Siempre ha sido así, es una pena. Hay gente que interpreta de una forma radical y tozuda una creencia o ideología. Con el cristianismo sucede lo mismo. No sé entiende cómo un mismo libro puede ser la base teórica de la mayor tiranía o el sustento más ético de una persona. No me he leído de corrido el Nuevo Testamento, pero sé que atesora enseñanzas preciosas y poéticas para la vida, que dan sentido, como lo da la más brillante literatura. Lo mejor del anarquismo y el cristianismo confluyen.

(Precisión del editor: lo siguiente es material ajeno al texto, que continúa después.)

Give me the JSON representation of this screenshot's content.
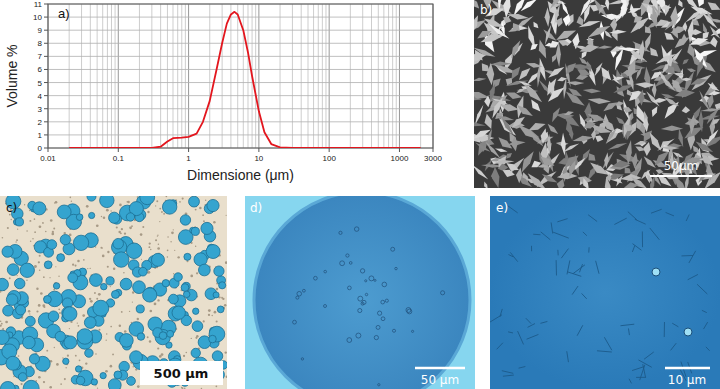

Lo peor se retroalimenta, viviendo del odio y el resentimiento.
A día de hoy, 22 de octubre del dos mil quince, después de tanto cabalgar, no me considero anarquista o cristiano. Prefiero exprimir lo mejor de cada idea y, como en el teatro, saber mezclar estilos, o indagar cuál es el mejor en cada caso. Me gusta cambiar de caballo según el paisaje. Quien quiera pintar solo con un color que lo haga, pero que no sea intransigente con los que aspiramos a sorprender con una gama variada de colores.
Me pregunto que habrá sido de ese grupo de sharperos que recorrían la Prospe buscando movida. En el Joquín rompieron un espejo de los baños y Antonio les dijo que no los quería nunca más por su billar. ¿Seguirán provocando el caos como medio para alcanzar su utopía? ¿O se habrán convertido en ejecutivos de grandes empresas a los que les interesa mano de obra barata en países sin normas?